A patent serves the purpose of excluding others from utilizing the technology for a period of time to enable the inventors, or the inventors' employer (Baylor College of Medicine), or their licensees the exclusive ability to develop the invention and gain from it financially. The outcome of this exclusivity is the desire to promote and further the development of technologies.

Inventors should be aware that any public disclosure, through publication or other non-confidential presentation of the technology (including meeting abstracts, poster presentations, and seminars) made prior to filing a U.S. patent, will result in the immediate loss of foreign patent rights. The Baylor Licensing Group strives to maintain close contact with faculty members to aid in determining when they should submit a technology disclosure to BLG. This contact allows BLG to perform a preliminary evaluation of the project for its commercial potential. BLG encourages faculty members to bring forward potential technologies early in the development process.

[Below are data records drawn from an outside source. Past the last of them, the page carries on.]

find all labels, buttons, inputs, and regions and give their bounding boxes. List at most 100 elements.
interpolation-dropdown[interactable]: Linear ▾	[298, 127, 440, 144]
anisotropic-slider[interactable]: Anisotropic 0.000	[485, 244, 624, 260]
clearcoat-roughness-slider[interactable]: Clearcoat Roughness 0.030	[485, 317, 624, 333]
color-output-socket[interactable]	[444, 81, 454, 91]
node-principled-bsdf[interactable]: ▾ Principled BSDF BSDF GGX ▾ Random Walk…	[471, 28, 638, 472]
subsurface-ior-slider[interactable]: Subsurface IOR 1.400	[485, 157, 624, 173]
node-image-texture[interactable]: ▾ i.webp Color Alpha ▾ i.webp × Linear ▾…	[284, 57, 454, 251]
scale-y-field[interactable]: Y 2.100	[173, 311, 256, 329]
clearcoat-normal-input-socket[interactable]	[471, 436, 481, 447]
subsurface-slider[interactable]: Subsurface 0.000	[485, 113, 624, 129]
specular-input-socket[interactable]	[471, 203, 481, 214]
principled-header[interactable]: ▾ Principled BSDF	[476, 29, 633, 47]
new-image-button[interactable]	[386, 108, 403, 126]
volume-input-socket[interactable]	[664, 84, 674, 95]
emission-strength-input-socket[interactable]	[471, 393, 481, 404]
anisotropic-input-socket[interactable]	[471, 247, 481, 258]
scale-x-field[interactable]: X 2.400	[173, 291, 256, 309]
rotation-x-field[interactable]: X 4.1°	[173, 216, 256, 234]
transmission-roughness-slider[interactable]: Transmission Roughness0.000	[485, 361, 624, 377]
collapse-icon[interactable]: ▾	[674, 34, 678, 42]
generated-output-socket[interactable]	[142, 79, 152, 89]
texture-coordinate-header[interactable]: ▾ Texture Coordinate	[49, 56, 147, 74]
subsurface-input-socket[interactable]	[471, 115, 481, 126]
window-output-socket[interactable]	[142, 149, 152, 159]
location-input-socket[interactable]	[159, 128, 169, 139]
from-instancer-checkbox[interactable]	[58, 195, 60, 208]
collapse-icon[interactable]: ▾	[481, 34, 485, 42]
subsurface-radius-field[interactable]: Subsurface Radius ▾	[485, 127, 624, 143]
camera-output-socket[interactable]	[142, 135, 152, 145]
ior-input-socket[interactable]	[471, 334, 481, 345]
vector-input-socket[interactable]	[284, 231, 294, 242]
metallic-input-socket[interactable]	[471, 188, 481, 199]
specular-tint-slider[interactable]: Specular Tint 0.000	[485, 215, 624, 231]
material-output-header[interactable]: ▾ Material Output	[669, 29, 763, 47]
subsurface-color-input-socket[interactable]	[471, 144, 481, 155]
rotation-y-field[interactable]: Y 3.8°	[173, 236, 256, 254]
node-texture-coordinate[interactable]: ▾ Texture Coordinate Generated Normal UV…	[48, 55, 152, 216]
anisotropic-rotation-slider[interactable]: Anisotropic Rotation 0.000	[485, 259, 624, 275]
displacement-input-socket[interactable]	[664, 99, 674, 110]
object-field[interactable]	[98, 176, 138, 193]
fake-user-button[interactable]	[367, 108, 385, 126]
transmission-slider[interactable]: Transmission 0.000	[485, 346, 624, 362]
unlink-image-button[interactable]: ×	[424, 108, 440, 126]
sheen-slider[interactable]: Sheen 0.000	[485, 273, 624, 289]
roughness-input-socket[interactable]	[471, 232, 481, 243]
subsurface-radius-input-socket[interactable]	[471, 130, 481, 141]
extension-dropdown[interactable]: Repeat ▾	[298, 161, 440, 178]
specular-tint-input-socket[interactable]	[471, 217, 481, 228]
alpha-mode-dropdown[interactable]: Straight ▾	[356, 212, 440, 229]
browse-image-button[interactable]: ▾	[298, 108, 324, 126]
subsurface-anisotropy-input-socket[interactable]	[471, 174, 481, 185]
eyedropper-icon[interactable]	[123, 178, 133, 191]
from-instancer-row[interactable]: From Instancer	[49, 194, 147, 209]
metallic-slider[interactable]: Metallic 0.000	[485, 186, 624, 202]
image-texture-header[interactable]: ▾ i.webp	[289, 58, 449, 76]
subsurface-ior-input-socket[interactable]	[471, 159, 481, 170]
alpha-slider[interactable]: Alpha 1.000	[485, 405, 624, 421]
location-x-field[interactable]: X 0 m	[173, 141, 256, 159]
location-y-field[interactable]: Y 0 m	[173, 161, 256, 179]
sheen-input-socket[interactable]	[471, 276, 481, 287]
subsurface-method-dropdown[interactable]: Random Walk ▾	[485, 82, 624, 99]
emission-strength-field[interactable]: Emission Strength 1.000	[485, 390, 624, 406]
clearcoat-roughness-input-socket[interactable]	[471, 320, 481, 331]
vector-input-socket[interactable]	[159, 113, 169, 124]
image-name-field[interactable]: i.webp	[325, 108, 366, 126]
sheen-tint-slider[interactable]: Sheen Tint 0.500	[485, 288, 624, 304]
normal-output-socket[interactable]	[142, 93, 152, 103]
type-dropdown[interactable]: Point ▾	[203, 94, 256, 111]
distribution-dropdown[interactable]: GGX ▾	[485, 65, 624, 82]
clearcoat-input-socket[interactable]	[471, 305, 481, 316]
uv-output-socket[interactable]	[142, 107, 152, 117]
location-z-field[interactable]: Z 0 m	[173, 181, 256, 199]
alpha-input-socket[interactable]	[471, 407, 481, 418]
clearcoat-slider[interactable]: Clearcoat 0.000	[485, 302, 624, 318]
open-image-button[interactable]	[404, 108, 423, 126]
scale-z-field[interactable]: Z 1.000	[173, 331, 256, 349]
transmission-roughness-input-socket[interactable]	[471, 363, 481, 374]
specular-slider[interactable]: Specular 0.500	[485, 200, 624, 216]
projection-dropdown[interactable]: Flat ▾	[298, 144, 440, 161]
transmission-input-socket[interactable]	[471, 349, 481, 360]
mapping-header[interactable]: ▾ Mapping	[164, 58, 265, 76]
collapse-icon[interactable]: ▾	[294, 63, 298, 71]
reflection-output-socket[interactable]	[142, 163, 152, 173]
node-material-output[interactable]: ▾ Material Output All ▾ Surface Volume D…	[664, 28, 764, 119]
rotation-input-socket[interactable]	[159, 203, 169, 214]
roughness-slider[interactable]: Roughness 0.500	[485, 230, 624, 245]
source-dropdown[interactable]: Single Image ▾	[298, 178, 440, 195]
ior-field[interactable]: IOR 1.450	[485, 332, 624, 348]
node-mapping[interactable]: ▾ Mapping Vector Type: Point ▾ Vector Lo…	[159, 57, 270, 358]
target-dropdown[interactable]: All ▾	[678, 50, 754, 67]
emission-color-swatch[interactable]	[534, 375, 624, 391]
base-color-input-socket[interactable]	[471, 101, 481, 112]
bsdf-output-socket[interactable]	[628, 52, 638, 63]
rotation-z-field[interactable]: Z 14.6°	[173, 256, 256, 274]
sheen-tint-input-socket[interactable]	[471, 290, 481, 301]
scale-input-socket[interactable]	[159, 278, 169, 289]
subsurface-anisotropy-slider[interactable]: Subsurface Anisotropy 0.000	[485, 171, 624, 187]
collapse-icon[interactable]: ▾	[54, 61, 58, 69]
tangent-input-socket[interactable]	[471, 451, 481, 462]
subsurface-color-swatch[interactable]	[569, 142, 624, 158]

An early review will permit the protection of valuable patent rights if that is deemed necessary. 

Non-patented Technologies

Many research tool technologies (knockout mice, antibodies, etc.) can be successfully licensed without a patent. It is not usually necessary to file a patent for biological materials when access to that biological material is controlled by the scientist. In these cases, a license agreement would prohibit transfer of the material to any other parties. Companies readily license non-patented research tools because licensing these tools saves the company the time and expense of developing a similar technology on its own. Other non-patented technologies we license include software.